Kelly then asked Emanuel about his previous comments about how had originally recommended that the Obama Administration hire a single person to oversee the rollout of the new healthcare law rather than farm out the task to the existing government bureaucracy. After Emanuel said he still believed that such a person should have been hired, Kelly picked up the problem of the millions of cancelled individual insurance policies.

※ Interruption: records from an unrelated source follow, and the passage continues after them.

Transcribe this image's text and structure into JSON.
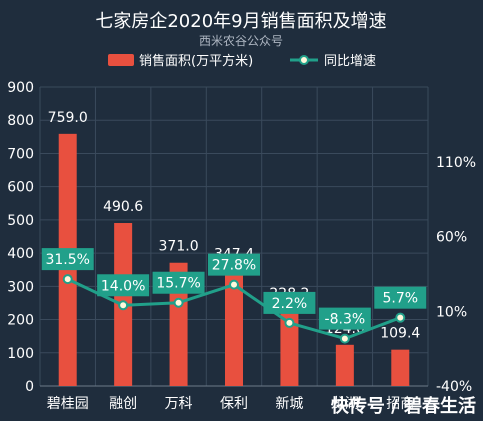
{
  "chart_data": {
    "type": "bar",
    "title": "七家房企2020年9月销售面积及增速",
    "subtitle": "西米农谷公众号",
    "categories": [
      "碧桂园",
      "融创",
      "万科",
      "保利",
      "新城",
      "龙湖",
      "招商"
    ],
    "series": [
      {
        "name": "销售面积(万平方米)",
        "type": "bar",
        "axis": "left",
        "values": [
          759.0,
          490.6,
          371.0,
          347.4,
          228.2,
          124.0,
          109.4
        ],
        "labels": [
          "759.0",
          "490.6",
          "371.0",
          "347.4",
          "228.2",
          "124.0",
          "109.4"
        ],
        "color": "#e8503f"
      },
      {
        "name": "同比增速",
        "type": "line",
        "axis": "right",
        "values": [
          31.5,
          14.0,
          15.7,
          27.8,
          2.2,
          -8.3,
          5.7
        ],
        "labels": [
          "31.5%",
          "14.0%",
          "15.7%",
          "27.8%",
          "2.2%",
          "-8.3%",
          "5.7%"
        ],
        "color": "#21a08a"
      }
    ],
    "yLeft": {
      "min": 0,
      "max": 900,
      "ticks": [
        0,
        100,
        200,
        300,
        400,
        500,
        600,
        700,
        800,
        900
      ]
    },
    "yRight": {
      "min": -40,
      "max": 160,
      "ticks": [
        -40,
        10,
        60,
        110
      ],
      "tickLabels": [
        "-40%",
        "10%",
        "60%",
        "110%"
      ]
    },
    "legend": "top-center",
    "grid": true
  },
  "watermark": "快传号 / 碧春生活",
  "colors": {
    "background": "#1f2d3d",
    "bar": "#e8503f",
    "line": "#21a08a",
    "grid": "#3a4a5c"
  }
}
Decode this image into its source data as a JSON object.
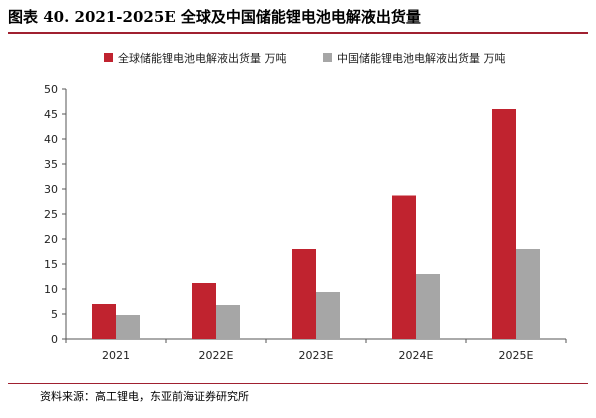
{
  "title": "图表 40. 2021-2025E 全球及中国储能锂电池电解液出货量",
  "source": "资料来源：高工锂电，东亚前海证券研究所",
  "chart_data": {
    "type": "bar",
    "categories": [
      "2021",
      "2022E",
      "2023E",
      "2024E",
      "2025E"
    ],
    "series": [
      {
        "name": "全球储能锂电池电解液出货量 万吨",
        "color": "#c0232f",
        "values": [
          7.0,
          11.2,
          18.0,
          28.7,
          46.0
        ]
      },
      {
        "name": "中国储能锂电池电解液出货量 万吨",
        "color": "#a6a6a6",
        "values": [
          4.8,
          6.8,
          9.4,
          13.0,
          18.0
        ]
      }
    ],
    "ylim": [
      0,
      50
    ],
    "yticks": [
      0,
      5,
      10,
      15,
      20,
      25,
      30,
      35,
      40,
      45,
      50
    ],
    "legend_position": "top",
    "grid": false
  }
}
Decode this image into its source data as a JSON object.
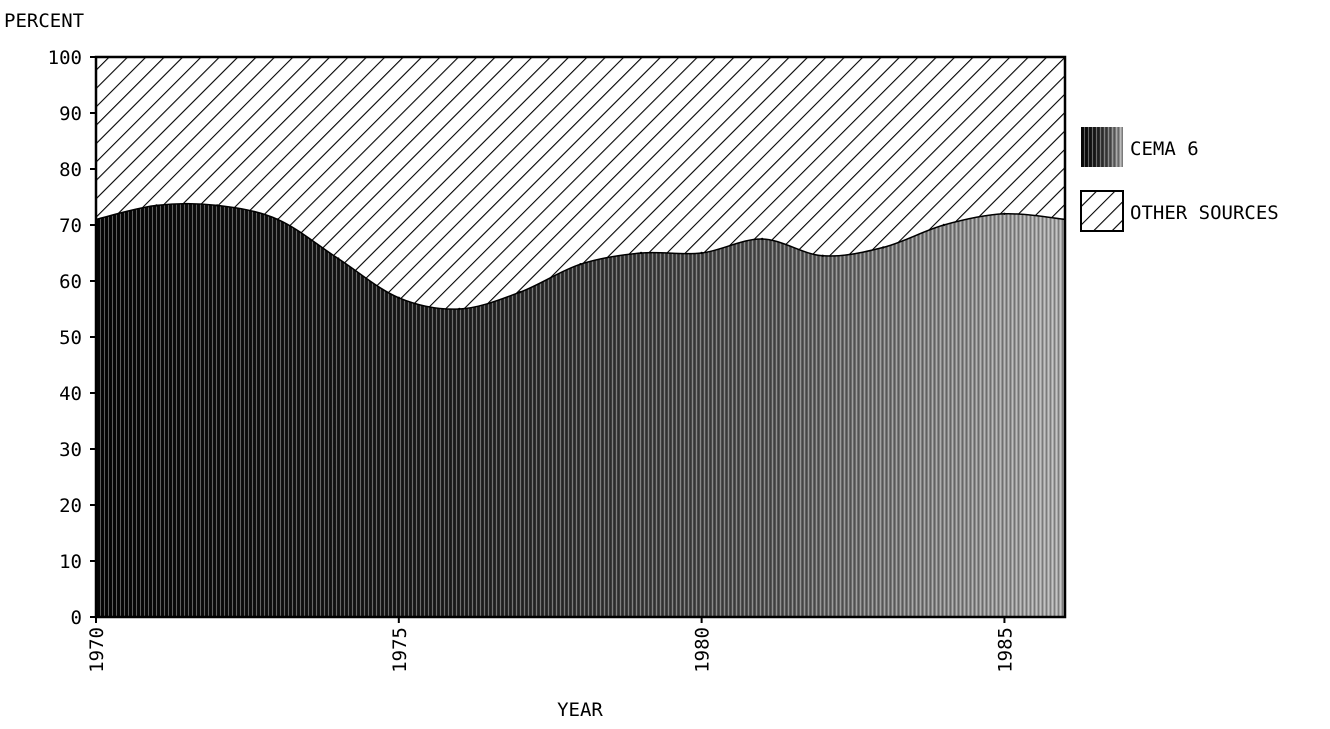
{
  "chart_data": {
    "type": "area",
    "stacked": true,
    "percent": true,
    "x": [
      1970,
      1971,
      1972,
      1973,
      1974,
      1975,
      1976,
      1977,
      1978,
      1979,
      1980,
      1981,
      1982,
      1983,
      1984,
      1985,
      1986
    ],
    "series": [
      {
        "name": "CEMA 6",
        "values": [
          71,
          73.5,
          73.5,
          71,
          64,
          57,
          55,
          58,
          63,
          65,
          65,
          67.5,
          64.5,
          66,
          70,
          72,
          71
        ],
        "fill": "vertical-stipple",
        "color": "#111111"
      },
      {
        "name": "OTHER SOURCES",
        "values": [
          29,
          26.5,
          26.5,
          29,
          36,
          43,
          45,
          42,
          37,
          35,
          35,
          32.5,
          35.5,
          34,
          30,
          28,
          29
        ],
        "fill": "diagonal-hatch",
        "color": "#000000"
      }
    ],
    "ylabel": "PERCENT",
    "xlabel": "YEAR",
    "ylim": [
      0,
      100
    ],
    "xlim": [
      1970,
      1986
    ],
    "yticks": [
      0,
      10,
      20,
      30,
      40,
      50,
      60,
      70,
      80,
      90,
      100
    ],
    "xticks": [
      1970,
      1975,
      1980,
      1985
    ],
    "grid": false,
    "legend": "right"
  }
}
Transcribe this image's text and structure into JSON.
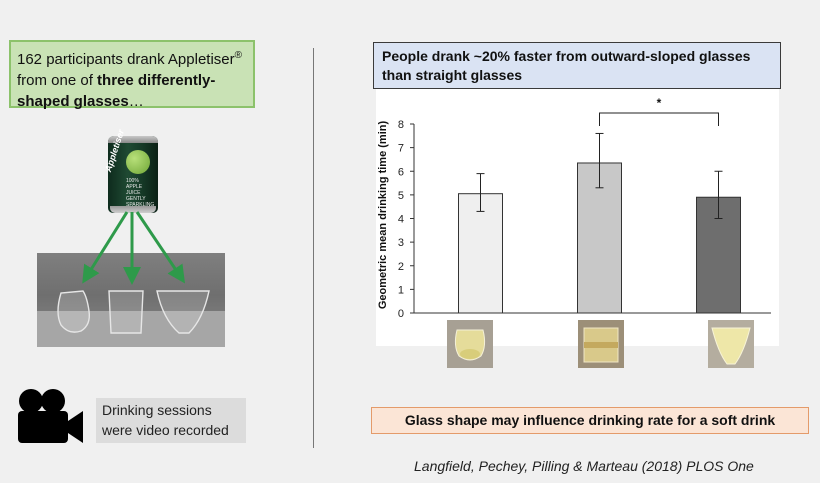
{
  "left_panel": {
    "intro_text_1": "162 participants drank Appletiser",
    "intro_reg": "®",
    "intro_text_2": "from one of",
    "intro_bold_1": "three differently-",
    "intro_bold_2": "shaped glasses",
    "intro_text_3": "…",
    "can_brand": "Appletiser",
    "can_text": "100%\nAPPLE JUICE\nGENTLY\nSPARKLING",
    "video_text_1": "Drinking sessions",
    "video_text_2": "were video recorded"
  },
  "right_panel": {
    "headline": "People drank ~20% faster from outward-sloped glasses than straight glasses",
    "conclusion": "Glass shape may influence drinking rate for a soft drink",
    "citation": "Langfield, Pechey, Pilling & Marteau (2018) PLOS One"
  },
  "colors": {
    "green_arrow": "#2e9a4a",
    "bar_colors": [
      "#efefef",
      "#c8c8c8",
      "#6e6e6e"
    ]
  },
  "chart_data": {
    "type": "bar",
    "title": "",
    "xlabel": "",
    "ylabel": "Geometric mean drinking time (min)",
    "ylim": [
      0,
      8
    ],
    "yticks": [
      "0",
      "1",
      "2",
      "3",
      "4",
      "5",
      "6",
      "7",
      "8"
    ],
    "categories": [
      "Tulip glass",
      "Straight glass",
      "Outward-sloped glass"
    ],
    "values": [
      5.05,
      6.35,
      4.9
    ],
    "error_low": [
      4.3,
      5.3,
      4.0
    ],
    "error_high": [
      5.9,
      7.6,
      6.0
    ],
    "significance": {
      "from": 1,
      "to": 2,
      "label": "*"
    }
  }
}
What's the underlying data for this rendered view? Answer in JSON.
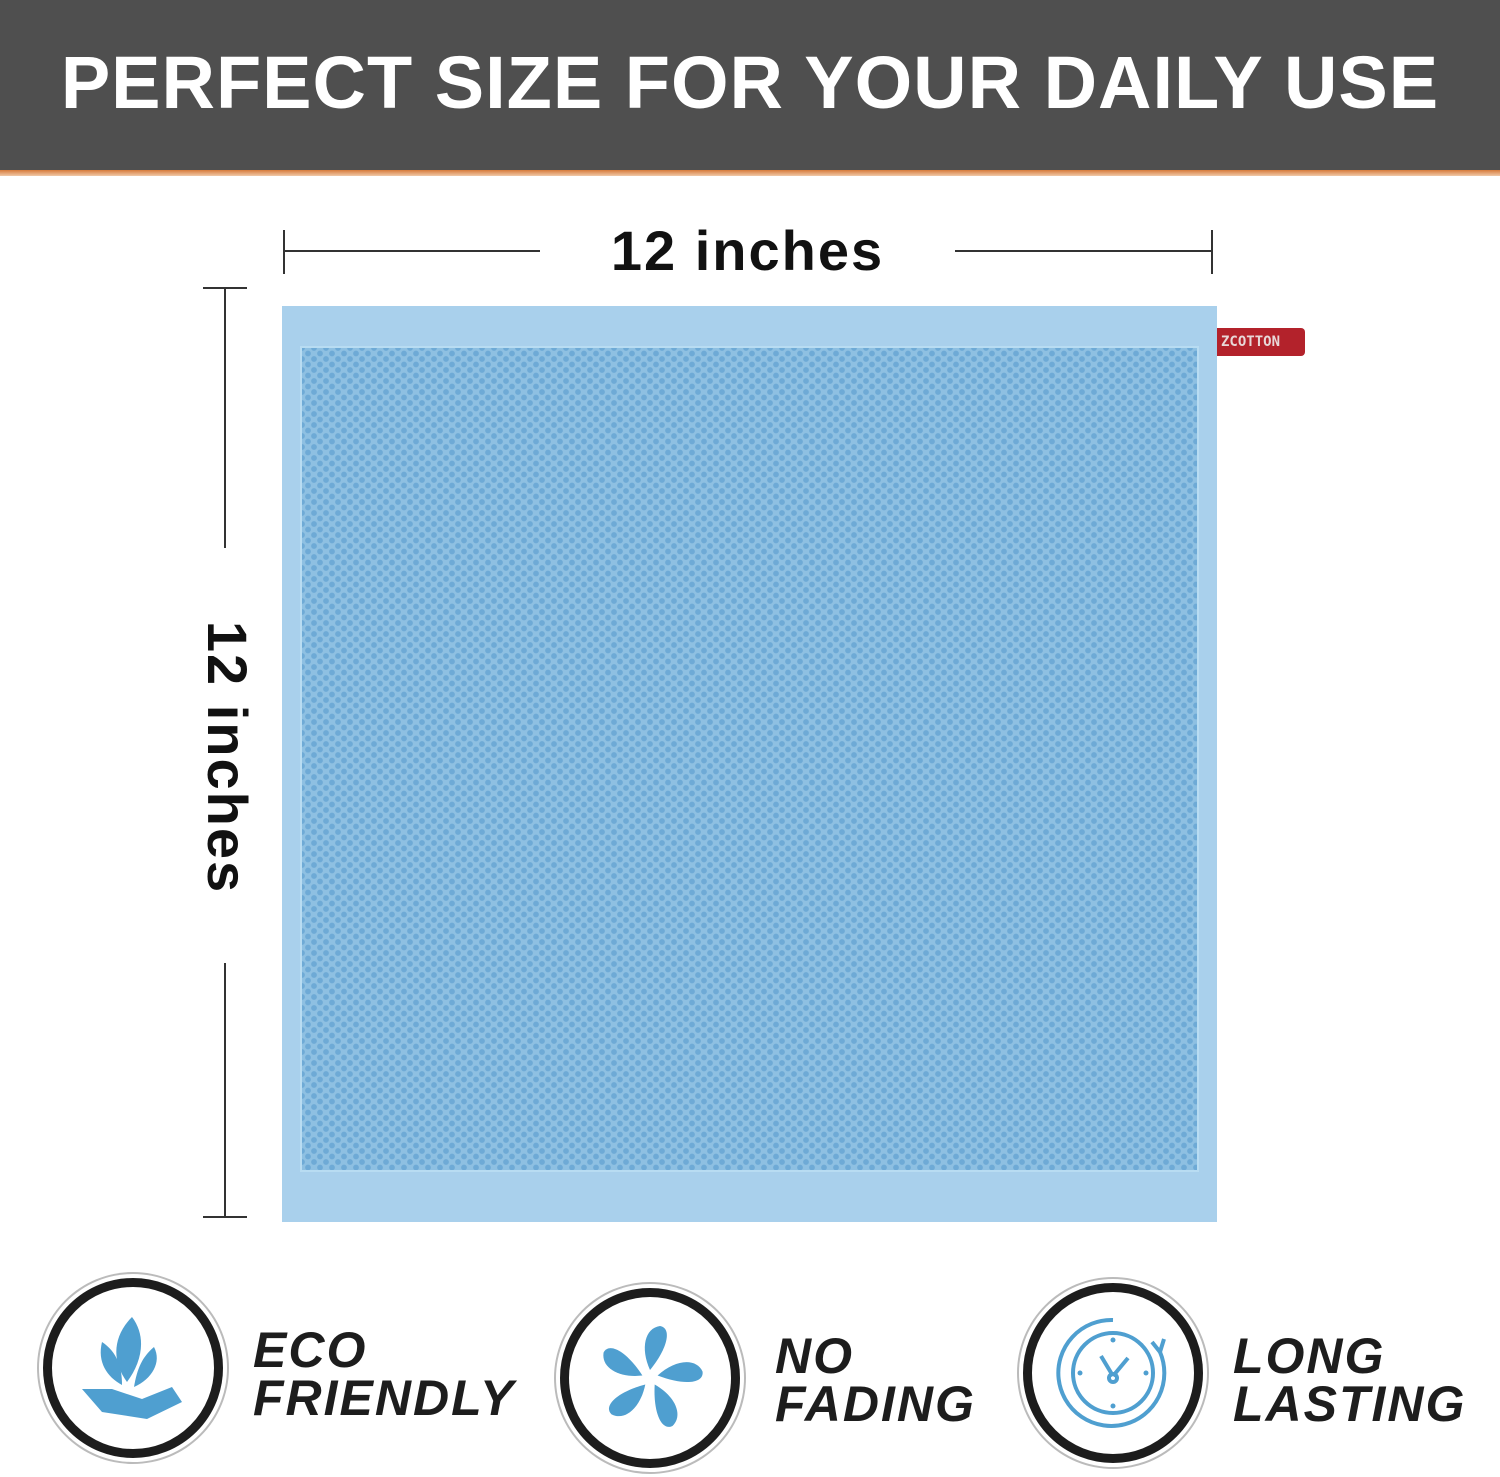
{
  "header": {
    "title": "PERFECT SIZE FOR YOUR DAILY USE"
  },
  "dimensions": {
    "width_label": "12 inches",
    "height_label": "12 inches"
  },
  "product": {
    "tag_text": "ZCOTTON",
    "color": "#8ec0e2"
  },
  "features": [
    {
      "line1": "ECO",
      "line2": "FRIENDLY",
      "icon": "leaf-hand-icon"
    },
    {
      "line1": "NO",
      "line2": "FADING",
      "icon": "pinwheel-icon"
    },
    {
      "line1": "LONG",
      "line2": "LASTING",
      "icon": "clock-refresh-icon"
    }
  ],
  "colors": {
    "header_bg": "#4f4f4f",
    "accent": "#d77a3a",
    "icon_blue": "#4f9fd0"
  }
}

KELLY: Now I know you are loyal to the President and you don’t want to criticize him but the--I don’t understand why you can’t just tell it to us straight. Should he have seen this? Why didn’t they listen to you? Why wasn’t there such a person appointed?
EMANUEL: There were differences about how they wanted to run it, and they decided to run it with people in CMS [Centers for Medicare and Medicaid Services] having the charge for doing it. Remember, this was not an environment which was hospitable to setting up the exchanges.
KELLY: I know. And there was a lot of criticism--
EMANUEL: You, you and your colleagues were constantly criticizing, trying to underfund it and trying to make sure it didn’t work.
KELLY: You know what, sir? A lot of that criticism proved true. A lot of that criticism proved true, unfortunately.
EMANUEL: It’s a self-fulfilling prophecy. We’re going to try to do everything we can to make it fail and then when it fails, we’re going to say, “Oh why did it fail?”
KELLY: What? I don’t think Fox News had anything to do with the rollout of HealthCare.gov. As far as I know, we didn’t touch that Web site. But listen, I want to talk to you about--
EMANUEL: You were constantly--
KELLY: All right it was our fault.
EMANUEL: --attacking the law and you were trying to make it underfunded.
KELLY: All right, I’ll give you that one, too. It was all our fault.